Выбрать главу

Исключительно для того только, чтобы облегчить в себе горечь внутренней обиды от этого, скажу, что в моей ранней молодости, когда я впервые стал интересоваться и очень увлекался филологическими вопросами, я полюбил этот армянский разговорный язык больше всех других, на которых я тогда говорил, даже больше моего родного языка.

Этот язык мне тогда очень нравился главным образом потому, что он был своеобразен и ничем не походил на другие, как соседних народностей, так и родственные ему языки.

Всякие его, как говорят ученые филологи, «тональности» были свойственны ему одному и, по моему даже тогдашнему разумению, он в идеале отвечал психике людей, принадлежавших к этой нации.

А за какие-нибудь тридцать – сорок лет на моих глазах этот язык изменился так, что в настоящее время вместо самостоятельного самородного, из глубокой древности до нас дошедшего языка получился и существует хотя тоже самостоятельный и своеобразный разговорный язык, но уже представляющий из себя, как можно было бы назвать, «клоунского-жанра-попурри-из-языков», совокупность созвучаний которого, при восприятии слухом человека более или менее понимающего и сознательно слушающего, отзывается только как «созвучания» турецких, персидских, французских, курдских, русских слов и еще каких-то совершенно «неудобоваримых» членораздельных звуков.

То же самое почти можно сказать относительно моего родного разговорного языка – греческого, на котором я говорил в детстве и, как можно было бы сказать, «вкус-ассоциативно-автоматической-мочи» которого и по настоящее время сохранился во мне. На нем пожалуй я мог бы теперь выразить все, что хочу, но применять его для писания не имею возможности вследствие той простой и довольно-таки комической причины, что ведь надо же, чтобы кто-нибудь переписывал мои писания и переводил на другие требующиеся языки.
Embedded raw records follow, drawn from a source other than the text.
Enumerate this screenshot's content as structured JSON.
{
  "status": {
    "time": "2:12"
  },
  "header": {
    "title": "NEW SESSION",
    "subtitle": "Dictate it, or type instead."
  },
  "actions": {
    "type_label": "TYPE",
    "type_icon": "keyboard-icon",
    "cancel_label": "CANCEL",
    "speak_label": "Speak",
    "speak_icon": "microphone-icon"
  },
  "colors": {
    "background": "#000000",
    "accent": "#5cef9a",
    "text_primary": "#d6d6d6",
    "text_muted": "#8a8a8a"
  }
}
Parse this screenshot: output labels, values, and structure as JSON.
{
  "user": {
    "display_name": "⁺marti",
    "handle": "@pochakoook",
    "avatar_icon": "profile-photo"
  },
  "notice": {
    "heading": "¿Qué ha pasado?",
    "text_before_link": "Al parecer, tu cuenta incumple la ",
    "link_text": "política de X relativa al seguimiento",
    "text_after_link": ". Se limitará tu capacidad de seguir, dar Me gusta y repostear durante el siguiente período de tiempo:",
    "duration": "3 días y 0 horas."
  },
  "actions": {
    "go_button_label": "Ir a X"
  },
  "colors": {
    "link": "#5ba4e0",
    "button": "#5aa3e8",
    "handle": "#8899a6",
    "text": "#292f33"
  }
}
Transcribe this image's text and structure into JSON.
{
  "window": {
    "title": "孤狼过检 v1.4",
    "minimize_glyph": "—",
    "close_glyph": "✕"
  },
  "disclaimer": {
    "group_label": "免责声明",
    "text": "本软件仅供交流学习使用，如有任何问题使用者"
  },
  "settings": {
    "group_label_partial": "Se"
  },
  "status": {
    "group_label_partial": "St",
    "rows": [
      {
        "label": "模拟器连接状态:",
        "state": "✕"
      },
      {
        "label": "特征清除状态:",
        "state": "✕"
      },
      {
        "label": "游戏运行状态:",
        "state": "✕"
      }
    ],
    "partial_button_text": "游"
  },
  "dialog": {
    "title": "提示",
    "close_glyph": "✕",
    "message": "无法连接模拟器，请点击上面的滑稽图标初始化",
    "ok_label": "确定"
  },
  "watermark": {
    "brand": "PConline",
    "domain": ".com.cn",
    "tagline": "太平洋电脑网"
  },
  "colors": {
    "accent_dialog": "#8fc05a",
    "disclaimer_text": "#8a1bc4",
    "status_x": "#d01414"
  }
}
А кто может это делать?

С уверенностью можно сказать, что даже самый хороший знаток современного греческого языка не поймет решительно ничего из того, что я буду писать на моем, усвоенном мною с детства, родном языке, потому что мои дорогие «однорассольники», увлекаясь и желая, во что бы то ни стало, и своим разговорным языком тоже походить на представителей современной цивилизации, за эти же тридцать – сорок лет с этим дорогим мне разговорным языком проделали то же самое, что и со своим армяне, желавшие походить на русских интеллигентов.

Тот греческий разговорный язык, дух и сущность которого передались мне по наследству, и тот, на котором теперь говорят современные греки, так же похожи друг на друга, как, по выражению Молла Наср-Эддина, – «гвоздь-может-быть-похожим-на-панихиду».

Как же теперь быть?

Э…э…эх! Ничего, почтенный покупатель моих мудрствований. Лишь было бы побольше «французского арманьяка» и «хайсарской бастурмы», а там я уже найду, как выйти даже и из такого трудного положения. Не привыкать стать!..

В жизни мне приходилось так много раз попадать в трудные положения и выходить из них, что для меня это сделалось почти делом привычки.

В данном случае пока что буду писать частью по-русски и частью по-армянски, тем более что для обоих этих разговорных языков здесь среди постоянно около меня «болтающихся» есть несколько таких, которые более или менее «мозгуют» на обоих этих языках, и во мне пока имеется надежда, что они смогут переписывать и переводить с обоих этих языков для меня сносно.

На всякий случай еще раз повторяю, повторяю для того, чтобы вы помнили хорошо, а не так как вы обычно все помните и на основании такого вашего «помнения» привыкли выполнять данное себе или другим свое слово, что, каким бы языком я ни пользовался, всегда и во всем я буду избегать употребления этого мною названного «бонтонно-литературного-языка».

Экстраординарно-курьезным и даже в высшей степени, пожалуй, выше обычного вашего представления, достойным любознательности фактом является то, что с самого детства, именно с тех пор, как зародилась во мне потребность разорять птичьи гнезда и дразнить сестер моих сверстников, с этих именно пор в моем, как называли это древние теософы – «планетном-теле», но все же почему-то преимущественно в правой его половине, возникло какое-то инстинктивное непроизвольное ощущение, которое постепенно вплоть до того периода моей жизни, когда я сделался «учителем-танцев», оформилось в определенное чувствование, а затем, когда благодаря этой моей профессии я стал сталкиваться с людьми разных «типностей», то постепенно убедился и сознанием своим, что подобные разговорные языки, или скорее так называемые «грамматики» таких языков, составляются людьми, которые являются в смысле знания данного языка такими типами из среды нас, которых многоуважаемый Молла Наср-Эддин как-то характеризовал так: «Если бы их не было, то наши свиньи никогда не различали бы качества апельсинов».